— Если ты еще раз повторишь, что Матсик ворует, я тебе голову оторву! — предупредила она и выгнала Сусси из кафе.
Она гнала ее почти до самого берега, хотела поколотить эту писклю, но рука не поднялась, очень уж Сусси была симпатичная. Лучше снова пойти в поле и еще поплакать там без помех, горюя, что рядом с тобой совсем недавно был человек и вдруг его нет.
Так она сидела и горевала, когда опять явился Пейтер и сказал, что Матсик нашелся. Сам пришел домой как раз тогда, когда все искали его. Когда папа Анны, Матсика и Ивон, увлекшись пивом в кафе Бэкстрёма, надолго осел там.
— Матсик дома! — сказал Пейтер.
— А папа? — спросила Анна.
Она так ждала, что именно Пейтер придет с доброй вестью.
— Твой папа сидит в кафе, — сказал Пейтер. — Он пьяный!
— Ты тоже думаешь, что это Матсик унес пиранью? — спросила Анна, поднявшись на ноги, чтобы идти домой.
Но Пейтер только пожал плечами. Тогда Анна потянула его за рукав.
— До чего это ужасно, Пейтер, когда человек исчезает!
Но Пейтер промолчал. У него был усталый вид. Из-за поисков Матсика ему пришлось оставить телефон, и он, похоже, нисколько не радовался.
Анна бежала всю дорогу до дома, а там на кухне сидел ее младший братик, весь в сметане до самых ушей, и уплетал блины среди ночи. Она остановилась на пороге и смотрела на него. Никак не могла насмотреться. Матсик поднял глаза и поглядел на нее.
— Чего уставилась? — сказал он. — Никогда раньше людей не видала?

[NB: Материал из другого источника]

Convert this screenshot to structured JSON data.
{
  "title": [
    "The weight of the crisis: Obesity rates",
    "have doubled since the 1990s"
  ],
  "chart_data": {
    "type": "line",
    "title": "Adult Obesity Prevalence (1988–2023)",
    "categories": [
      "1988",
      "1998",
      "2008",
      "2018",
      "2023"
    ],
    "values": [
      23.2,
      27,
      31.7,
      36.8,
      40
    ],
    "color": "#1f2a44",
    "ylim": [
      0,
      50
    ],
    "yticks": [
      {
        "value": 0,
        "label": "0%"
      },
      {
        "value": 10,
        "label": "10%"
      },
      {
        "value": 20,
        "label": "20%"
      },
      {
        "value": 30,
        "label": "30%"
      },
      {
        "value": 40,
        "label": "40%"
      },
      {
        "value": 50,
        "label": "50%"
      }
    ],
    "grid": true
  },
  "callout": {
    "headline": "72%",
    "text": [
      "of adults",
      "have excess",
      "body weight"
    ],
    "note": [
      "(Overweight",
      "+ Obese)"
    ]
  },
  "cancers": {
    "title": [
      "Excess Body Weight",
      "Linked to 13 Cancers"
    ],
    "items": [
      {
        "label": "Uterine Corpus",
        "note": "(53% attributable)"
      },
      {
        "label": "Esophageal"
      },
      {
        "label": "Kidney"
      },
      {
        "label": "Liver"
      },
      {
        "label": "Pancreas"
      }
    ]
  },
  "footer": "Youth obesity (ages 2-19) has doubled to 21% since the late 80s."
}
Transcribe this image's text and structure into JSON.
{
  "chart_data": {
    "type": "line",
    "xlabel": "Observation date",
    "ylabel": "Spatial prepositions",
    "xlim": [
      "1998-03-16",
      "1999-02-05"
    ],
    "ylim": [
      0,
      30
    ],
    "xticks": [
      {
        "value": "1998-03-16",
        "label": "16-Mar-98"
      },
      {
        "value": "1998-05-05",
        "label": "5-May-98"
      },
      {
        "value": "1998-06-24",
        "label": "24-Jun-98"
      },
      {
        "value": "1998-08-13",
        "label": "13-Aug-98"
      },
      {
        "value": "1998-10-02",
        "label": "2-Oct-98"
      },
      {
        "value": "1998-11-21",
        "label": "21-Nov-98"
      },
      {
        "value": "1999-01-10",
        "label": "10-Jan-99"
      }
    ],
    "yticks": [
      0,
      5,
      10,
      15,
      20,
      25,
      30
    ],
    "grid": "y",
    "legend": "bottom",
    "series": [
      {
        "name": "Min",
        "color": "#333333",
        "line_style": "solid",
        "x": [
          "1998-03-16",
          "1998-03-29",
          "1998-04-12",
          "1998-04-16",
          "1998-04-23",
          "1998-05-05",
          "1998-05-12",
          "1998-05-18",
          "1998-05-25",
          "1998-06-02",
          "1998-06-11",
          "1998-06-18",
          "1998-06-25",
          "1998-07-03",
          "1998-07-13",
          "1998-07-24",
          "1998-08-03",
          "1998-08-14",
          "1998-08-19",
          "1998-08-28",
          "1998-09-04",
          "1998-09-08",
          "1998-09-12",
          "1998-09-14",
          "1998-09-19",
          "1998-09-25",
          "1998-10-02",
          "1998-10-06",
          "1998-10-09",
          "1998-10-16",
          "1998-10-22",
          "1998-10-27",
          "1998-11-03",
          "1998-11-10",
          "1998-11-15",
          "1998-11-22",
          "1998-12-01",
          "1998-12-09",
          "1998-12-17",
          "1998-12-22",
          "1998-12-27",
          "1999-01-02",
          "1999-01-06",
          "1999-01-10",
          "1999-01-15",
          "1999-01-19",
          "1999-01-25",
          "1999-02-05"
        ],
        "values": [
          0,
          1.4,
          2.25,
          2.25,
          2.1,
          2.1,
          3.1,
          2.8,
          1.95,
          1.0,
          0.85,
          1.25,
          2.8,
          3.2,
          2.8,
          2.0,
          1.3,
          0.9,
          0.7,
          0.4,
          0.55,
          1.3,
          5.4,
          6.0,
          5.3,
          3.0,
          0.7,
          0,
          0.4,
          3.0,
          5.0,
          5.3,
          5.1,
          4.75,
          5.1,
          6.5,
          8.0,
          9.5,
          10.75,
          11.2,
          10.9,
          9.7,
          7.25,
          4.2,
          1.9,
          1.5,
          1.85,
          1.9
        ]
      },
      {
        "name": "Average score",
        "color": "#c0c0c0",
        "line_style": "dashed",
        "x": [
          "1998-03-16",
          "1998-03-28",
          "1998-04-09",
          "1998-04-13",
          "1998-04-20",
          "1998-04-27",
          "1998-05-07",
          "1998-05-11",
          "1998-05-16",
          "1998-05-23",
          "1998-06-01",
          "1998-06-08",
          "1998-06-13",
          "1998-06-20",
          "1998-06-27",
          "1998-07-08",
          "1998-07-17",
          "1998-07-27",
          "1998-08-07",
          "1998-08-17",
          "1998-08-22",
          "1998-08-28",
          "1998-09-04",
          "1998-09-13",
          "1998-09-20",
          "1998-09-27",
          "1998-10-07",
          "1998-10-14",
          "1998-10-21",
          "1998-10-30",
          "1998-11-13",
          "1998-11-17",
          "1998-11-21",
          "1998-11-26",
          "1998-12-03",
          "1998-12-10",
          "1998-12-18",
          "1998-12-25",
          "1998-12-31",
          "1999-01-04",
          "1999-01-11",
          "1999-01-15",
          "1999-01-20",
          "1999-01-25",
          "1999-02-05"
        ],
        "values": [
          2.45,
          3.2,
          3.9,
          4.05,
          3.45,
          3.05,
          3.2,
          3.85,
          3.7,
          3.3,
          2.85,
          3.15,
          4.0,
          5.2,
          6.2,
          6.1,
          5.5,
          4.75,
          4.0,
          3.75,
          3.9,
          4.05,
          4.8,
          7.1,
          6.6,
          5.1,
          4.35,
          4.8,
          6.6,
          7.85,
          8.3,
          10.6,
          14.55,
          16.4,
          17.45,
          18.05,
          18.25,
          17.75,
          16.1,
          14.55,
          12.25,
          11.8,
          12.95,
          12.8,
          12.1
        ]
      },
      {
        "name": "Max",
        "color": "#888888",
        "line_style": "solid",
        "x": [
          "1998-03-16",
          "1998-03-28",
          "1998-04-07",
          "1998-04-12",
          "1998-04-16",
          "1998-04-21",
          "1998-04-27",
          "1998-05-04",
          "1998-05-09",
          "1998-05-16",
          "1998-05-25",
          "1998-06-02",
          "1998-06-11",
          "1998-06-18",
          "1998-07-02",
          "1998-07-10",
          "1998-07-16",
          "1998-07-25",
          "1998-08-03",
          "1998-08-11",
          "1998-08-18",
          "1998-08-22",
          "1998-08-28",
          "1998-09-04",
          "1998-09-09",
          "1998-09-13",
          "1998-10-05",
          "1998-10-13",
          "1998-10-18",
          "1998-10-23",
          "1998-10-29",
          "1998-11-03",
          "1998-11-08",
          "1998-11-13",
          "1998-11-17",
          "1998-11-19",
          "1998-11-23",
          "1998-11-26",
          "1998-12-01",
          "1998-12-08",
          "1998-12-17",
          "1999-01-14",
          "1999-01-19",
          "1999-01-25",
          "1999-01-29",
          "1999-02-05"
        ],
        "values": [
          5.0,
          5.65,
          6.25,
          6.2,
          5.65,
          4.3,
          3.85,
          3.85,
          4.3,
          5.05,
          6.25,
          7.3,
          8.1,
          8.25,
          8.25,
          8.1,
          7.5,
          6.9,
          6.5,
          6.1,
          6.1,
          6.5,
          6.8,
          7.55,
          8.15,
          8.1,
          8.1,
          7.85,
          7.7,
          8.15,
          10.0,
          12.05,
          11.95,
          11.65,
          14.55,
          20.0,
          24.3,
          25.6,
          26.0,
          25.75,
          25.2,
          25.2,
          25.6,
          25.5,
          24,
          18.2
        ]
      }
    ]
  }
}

Он слизнул сметану с ножа, и мама погладила его по щеке. Но когда Анна спросила Матсика, куда он дел кровожадную пиранью Бэкстрёмов, Матсик сделал невинное и сердитое лицо. Потом показал на маму ножом и заявил:
— Дай еще чего поесть!
Тут на лестнице послышались шаги, и Матсик живо нырнул в постель. Притаился и сделал вид, что крепко спит. И когда пана вошел в квартиру, мама сказала шепотом:
— Не буди его! Он так сладко спит!
Но когда все в доме уснули, Матсик прошлепал по полу к Анне, чтобы полежать у нее на руке. И Анна подумала, как это чудесно, когда пропавшие люди опять находятся! Пусть даже они исчезали всего на один день.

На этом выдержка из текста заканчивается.